Ao evitar falar diretamente sobre os invasores, para analistas, Francisco corre o risco de complicar seu legado
Por Estadão
Sem mencionar a Rússia ou Vladimir Putin como agressores diretamente, o papa Francisco denunciou nesta sexta-feira, 18, o “perverso abuso de poder” exibido na guerra na Ucrânia e pediu ajuda para os ucranianos que, segundo ele, foram atacados em sua “identidade, história e tradição”.
Os comentários de Francisco, em uma mensagem para uma reunião de representantes católicos europeus, marcaram alguns de suas declarações mais fortes até agora ao afirmar o direito da Ucrânia de existir como um estado soberano e de se defender contra a invasão da Rússia.
O papa evitou cuidadosamente mencionar Putin, ou mesmo a própria Rússia, como agressor. E embora tenha dito que quem justifica a violência com motivações religiosas “profana o nome” de Deus, ele evitou críticas ao principal defensor e apologista religioso da guerra, o patriarca Kirill da Igreja Ortodoxa Russa.
Kirill, que é próximo de Putin e disse que sua liderança é “um milagre de Deus”, justificou a guerra como necessária para impedir a propagação de “paradas gays” do Ocidente em território cristão.
Ao contrário de alguns nacionalistas europeus, que subitamente deixaram de lado o nome de Putin para evitar lembrar aos eleitores que pertenciam ao fã-clube do líder russo, a motivação de Francisco vem de sua caminhada na linha tênue entre consciência global, player diplomático do mundo real e líder religioso responsável pela segurança de seu próprio rebanho.

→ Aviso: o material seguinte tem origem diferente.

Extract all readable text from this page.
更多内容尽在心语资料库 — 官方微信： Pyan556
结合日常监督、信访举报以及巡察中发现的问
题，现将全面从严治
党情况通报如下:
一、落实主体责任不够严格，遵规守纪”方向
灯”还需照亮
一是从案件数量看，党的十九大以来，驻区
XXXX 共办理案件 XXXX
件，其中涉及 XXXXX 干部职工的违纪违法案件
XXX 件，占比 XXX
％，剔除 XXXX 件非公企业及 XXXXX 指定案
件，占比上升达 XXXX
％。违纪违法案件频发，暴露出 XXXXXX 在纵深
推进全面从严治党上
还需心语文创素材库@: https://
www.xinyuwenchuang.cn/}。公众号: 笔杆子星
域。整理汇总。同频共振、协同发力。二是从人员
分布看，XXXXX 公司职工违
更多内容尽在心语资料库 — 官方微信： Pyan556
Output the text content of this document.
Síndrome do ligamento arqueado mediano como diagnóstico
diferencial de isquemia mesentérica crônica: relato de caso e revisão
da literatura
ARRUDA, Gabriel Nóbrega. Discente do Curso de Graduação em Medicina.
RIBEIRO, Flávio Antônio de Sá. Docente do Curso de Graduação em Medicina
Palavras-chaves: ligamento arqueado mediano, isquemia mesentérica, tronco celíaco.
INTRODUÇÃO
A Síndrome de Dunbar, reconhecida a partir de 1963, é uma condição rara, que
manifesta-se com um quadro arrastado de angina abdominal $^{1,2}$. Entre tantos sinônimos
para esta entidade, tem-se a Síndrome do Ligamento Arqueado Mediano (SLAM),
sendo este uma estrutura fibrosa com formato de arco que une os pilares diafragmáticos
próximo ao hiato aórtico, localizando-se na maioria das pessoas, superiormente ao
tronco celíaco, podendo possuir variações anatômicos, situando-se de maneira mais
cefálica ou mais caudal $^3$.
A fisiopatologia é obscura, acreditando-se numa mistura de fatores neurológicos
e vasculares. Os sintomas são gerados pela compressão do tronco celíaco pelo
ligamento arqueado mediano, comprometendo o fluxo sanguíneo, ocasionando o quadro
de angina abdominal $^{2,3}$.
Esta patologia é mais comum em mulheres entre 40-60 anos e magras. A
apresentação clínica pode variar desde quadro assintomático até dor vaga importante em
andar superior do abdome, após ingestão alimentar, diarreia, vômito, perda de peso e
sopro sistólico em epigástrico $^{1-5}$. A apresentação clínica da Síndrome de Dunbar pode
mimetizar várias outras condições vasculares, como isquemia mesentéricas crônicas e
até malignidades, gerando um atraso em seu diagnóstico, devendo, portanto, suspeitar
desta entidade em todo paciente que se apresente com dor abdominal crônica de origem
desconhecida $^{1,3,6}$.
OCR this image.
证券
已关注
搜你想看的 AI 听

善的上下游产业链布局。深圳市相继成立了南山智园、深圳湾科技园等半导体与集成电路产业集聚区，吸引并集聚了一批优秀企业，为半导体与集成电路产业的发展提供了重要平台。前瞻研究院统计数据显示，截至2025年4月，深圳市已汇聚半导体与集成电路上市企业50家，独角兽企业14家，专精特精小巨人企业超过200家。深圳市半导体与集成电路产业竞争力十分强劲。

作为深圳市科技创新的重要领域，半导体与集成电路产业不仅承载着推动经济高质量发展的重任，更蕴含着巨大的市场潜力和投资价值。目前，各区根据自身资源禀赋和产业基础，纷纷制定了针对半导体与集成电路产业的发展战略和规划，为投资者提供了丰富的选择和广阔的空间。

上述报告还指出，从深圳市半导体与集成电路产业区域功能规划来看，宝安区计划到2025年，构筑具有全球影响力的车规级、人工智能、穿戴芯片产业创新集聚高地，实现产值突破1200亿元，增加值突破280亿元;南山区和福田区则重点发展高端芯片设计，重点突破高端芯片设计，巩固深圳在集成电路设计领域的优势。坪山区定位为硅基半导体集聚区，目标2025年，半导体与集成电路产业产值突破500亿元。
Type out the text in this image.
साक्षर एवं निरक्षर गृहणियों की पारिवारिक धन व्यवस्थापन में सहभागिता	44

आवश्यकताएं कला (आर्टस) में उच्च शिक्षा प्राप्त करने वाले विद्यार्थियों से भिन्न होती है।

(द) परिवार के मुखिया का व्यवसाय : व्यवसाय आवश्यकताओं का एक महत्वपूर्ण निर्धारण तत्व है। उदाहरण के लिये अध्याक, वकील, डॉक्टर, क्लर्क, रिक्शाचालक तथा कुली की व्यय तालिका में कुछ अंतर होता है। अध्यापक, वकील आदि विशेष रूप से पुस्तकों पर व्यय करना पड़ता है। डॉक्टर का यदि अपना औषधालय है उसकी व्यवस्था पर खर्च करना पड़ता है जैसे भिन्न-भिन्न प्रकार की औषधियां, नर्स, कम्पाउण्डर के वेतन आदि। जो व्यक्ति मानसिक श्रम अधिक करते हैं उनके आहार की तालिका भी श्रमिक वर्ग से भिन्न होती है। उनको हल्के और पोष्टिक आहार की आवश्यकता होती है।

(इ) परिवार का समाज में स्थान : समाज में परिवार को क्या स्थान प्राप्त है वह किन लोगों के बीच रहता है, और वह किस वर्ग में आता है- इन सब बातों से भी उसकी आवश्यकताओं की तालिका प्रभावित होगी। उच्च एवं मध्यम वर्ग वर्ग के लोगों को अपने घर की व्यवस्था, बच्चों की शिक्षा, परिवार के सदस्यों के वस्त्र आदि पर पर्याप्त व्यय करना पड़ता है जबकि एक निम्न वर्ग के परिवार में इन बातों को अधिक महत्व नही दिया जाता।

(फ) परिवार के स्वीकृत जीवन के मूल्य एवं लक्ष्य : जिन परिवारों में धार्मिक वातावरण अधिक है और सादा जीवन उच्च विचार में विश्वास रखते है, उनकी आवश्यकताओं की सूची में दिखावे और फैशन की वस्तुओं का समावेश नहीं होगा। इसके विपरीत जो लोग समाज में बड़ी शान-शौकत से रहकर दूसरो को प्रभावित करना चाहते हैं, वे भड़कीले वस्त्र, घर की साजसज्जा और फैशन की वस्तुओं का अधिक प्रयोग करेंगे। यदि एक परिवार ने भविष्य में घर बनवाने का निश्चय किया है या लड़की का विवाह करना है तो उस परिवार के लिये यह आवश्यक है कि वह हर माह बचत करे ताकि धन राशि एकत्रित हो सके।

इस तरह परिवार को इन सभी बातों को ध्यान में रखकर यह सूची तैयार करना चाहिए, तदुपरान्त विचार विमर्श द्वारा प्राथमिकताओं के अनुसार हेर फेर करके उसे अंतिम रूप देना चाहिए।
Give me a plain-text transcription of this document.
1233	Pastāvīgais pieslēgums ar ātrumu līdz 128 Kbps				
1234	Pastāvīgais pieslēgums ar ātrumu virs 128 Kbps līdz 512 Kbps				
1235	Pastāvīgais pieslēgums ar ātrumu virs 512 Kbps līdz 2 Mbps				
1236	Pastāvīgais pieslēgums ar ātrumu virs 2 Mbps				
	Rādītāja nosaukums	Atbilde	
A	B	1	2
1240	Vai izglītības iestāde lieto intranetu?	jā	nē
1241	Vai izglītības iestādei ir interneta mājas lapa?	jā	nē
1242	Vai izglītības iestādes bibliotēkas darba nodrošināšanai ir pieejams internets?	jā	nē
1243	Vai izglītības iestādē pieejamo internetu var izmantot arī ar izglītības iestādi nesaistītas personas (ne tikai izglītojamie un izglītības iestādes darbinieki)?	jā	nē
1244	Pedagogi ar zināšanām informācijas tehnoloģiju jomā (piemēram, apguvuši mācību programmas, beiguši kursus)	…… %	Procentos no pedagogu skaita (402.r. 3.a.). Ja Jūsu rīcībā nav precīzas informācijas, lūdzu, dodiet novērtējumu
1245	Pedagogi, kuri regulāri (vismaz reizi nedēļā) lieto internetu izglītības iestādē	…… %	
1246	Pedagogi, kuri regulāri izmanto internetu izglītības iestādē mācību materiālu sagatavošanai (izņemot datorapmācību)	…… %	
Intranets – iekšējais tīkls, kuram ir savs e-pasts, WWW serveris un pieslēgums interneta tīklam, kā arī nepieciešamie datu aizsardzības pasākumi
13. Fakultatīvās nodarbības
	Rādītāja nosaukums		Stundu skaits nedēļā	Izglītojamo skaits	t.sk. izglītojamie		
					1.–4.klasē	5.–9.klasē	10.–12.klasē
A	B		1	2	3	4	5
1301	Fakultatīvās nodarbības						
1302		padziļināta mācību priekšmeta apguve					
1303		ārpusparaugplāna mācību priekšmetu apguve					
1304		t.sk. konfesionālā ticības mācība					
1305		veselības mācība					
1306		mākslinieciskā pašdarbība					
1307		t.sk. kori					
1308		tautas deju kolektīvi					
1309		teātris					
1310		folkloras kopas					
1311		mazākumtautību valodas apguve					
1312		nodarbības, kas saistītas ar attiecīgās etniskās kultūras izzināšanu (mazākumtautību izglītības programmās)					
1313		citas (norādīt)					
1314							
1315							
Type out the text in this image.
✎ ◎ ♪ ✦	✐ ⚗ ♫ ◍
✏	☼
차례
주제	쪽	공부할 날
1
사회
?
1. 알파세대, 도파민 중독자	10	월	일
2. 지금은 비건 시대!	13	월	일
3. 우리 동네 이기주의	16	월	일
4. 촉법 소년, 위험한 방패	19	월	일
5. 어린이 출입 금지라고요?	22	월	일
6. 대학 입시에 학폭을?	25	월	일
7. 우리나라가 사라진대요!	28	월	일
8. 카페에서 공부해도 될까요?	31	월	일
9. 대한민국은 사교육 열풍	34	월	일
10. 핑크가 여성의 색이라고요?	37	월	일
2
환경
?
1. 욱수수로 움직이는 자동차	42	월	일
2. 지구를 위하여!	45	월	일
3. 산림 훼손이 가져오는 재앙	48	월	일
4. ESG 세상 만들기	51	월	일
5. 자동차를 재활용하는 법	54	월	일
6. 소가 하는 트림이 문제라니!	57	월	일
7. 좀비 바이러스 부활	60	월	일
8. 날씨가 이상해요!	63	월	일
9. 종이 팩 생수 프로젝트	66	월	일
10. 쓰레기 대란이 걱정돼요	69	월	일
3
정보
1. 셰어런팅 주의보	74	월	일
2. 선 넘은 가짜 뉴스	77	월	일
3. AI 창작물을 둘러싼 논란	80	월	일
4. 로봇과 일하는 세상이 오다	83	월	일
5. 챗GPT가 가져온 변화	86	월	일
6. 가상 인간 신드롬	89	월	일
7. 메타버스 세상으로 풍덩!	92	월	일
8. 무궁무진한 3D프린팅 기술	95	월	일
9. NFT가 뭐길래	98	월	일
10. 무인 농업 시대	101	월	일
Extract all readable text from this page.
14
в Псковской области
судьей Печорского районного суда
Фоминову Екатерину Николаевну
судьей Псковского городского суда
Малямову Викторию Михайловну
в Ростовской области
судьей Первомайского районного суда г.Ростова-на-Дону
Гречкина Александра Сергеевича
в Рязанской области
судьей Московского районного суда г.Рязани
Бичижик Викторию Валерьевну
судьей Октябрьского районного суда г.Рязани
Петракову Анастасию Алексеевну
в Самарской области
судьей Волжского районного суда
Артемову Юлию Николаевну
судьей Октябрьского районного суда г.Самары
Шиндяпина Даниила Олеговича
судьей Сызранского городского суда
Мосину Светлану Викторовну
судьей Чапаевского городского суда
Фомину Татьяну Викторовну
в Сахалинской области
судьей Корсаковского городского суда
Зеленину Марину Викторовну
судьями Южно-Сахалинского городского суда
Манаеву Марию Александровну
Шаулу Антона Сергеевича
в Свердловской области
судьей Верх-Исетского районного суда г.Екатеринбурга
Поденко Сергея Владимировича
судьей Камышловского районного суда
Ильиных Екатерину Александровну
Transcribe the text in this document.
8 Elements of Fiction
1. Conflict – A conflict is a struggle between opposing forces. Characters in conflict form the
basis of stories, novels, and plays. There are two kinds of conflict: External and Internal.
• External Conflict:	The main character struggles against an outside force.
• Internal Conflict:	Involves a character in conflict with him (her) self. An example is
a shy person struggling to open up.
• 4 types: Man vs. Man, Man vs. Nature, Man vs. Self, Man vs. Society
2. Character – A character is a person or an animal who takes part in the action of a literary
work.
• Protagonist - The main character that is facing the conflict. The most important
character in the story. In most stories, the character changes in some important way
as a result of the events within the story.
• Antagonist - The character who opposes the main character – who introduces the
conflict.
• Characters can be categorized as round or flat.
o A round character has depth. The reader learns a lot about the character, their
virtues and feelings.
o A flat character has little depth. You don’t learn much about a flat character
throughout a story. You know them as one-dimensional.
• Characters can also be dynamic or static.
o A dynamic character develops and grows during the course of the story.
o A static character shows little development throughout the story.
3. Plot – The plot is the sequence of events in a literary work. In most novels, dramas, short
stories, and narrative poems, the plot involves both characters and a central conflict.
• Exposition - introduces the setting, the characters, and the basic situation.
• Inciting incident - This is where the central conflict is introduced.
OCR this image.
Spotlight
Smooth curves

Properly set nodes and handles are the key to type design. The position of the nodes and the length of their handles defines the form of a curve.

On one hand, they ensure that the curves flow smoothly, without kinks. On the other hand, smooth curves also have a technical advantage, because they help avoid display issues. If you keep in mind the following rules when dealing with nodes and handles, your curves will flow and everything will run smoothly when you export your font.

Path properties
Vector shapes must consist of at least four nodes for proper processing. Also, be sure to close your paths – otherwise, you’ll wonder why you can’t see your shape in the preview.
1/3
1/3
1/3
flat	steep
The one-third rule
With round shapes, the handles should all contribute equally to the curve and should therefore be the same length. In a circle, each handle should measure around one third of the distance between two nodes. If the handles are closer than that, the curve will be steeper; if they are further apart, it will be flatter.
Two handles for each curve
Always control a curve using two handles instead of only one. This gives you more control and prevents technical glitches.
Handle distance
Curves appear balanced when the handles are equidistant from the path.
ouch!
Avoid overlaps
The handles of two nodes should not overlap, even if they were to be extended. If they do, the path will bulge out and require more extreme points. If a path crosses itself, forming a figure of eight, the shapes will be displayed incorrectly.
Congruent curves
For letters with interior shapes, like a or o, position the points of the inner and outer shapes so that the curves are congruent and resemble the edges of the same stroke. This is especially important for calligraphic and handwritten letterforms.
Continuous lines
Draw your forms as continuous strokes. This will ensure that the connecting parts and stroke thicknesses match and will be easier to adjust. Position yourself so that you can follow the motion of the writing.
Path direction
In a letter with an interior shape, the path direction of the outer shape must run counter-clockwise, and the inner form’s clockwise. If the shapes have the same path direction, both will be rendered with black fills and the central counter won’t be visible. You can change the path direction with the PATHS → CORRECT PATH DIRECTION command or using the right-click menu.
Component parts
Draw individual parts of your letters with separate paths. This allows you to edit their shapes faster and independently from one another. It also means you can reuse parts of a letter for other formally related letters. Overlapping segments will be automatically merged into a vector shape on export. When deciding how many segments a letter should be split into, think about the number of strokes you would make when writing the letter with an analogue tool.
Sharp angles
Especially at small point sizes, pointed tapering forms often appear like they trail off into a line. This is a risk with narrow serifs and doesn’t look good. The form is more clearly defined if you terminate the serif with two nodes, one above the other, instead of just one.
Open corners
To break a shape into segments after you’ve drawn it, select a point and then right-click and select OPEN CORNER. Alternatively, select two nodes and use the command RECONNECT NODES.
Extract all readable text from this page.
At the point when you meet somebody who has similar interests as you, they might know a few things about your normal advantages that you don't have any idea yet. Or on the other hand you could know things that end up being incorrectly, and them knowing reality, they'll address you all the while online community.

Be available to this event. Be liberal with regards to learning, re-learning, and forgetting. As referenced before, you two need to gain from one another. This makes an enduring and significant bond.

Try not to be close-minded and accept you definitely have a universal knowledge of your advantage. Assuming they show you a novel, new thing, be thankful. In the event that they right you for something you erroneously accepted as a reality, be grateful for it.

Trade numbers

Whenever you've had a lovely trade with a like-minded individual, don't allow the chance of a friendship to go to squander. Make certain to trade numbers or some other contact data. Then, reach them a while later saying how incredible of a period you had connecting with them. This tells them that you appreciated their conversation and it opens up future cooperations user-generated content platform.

No entanto, alguns de seus próprios bispos e outros apoiadores da Igreja Católica Romana querem que ele cite nomes, e os historiadores dizem que o pontífice corre o risco de escorregar de seu alto terreno moral e entrar em um espaço obscuro ocupado proeminentemente pelo papa Pio XII, o papa da guerra que evitou falar criticamente de Hitler e das potências do Eixo quando a Alemanha invadiu a Polônia e, eventualmente, perpetrou o Holocausto.
“De muitas maneiras, a situação atual do papa lembra a situação que Pio XII enfrentou”, disse David I. Kertzer, historiador do Vaticano e da Itália cujo novo livro, O Papa em Guerra, sobre Pio XII, Mussolini e Hitler, será publicado em junho.
Linguagem genérica
Kertzer disse que Pio XII também procurou equilibrar os interesses internos e a demanda pública para falar enquanto resistiu à grande pressão para denunciar Hitler. Em vez disso, ele usou uma linguagem genérica sobre os horrores da guerra, que Kertzer disse que agora Francisco está ecoando. “A posição que ele está tomando, ou não, não é isenta de riscos”, observou Kertzer.
Um editorial recente do National Catholic Reporter, que geralmente simpatiza com Francisco, instou o papa a citar Putin. “O que quer que esteja acontecendo nos bastidores, é hora de Francisco falar a verdade sobre o ataque assassino à Ucrânia”, disse, acrescentando: “É hora de chamar as coisas como elas são. Esta é a guerra de Putin e é uma maldade.”
O Vaticano saiu em defesa de Francisco. Um editorial de primeira página na segunda-feira no jornal diário do Vaticano, L’Osservatore Romano, afirmou: “Francisco tem sido alvo de críticas daqueles que esperam que, em suas declarações públicas, ele nomeie explicitamente Vladimir Putin e a Rússia, como se as palavras de o pastor de uma igreja universal devessem refletir as frases de efeito de um programa de notícias da televisão”.
O editorial, escrito por Andrea Tornielli, um influente funcionário do Vaticano, manteve um tom amargo. Ele argumentou que os papas evitam nomear os agressores “não por covardia ou excesso de prudência diplomática, mas para não fechar a porta, para deixar sempre uma fresta aberta para a possibilidade de parar o mal e salvar vidas humanas”.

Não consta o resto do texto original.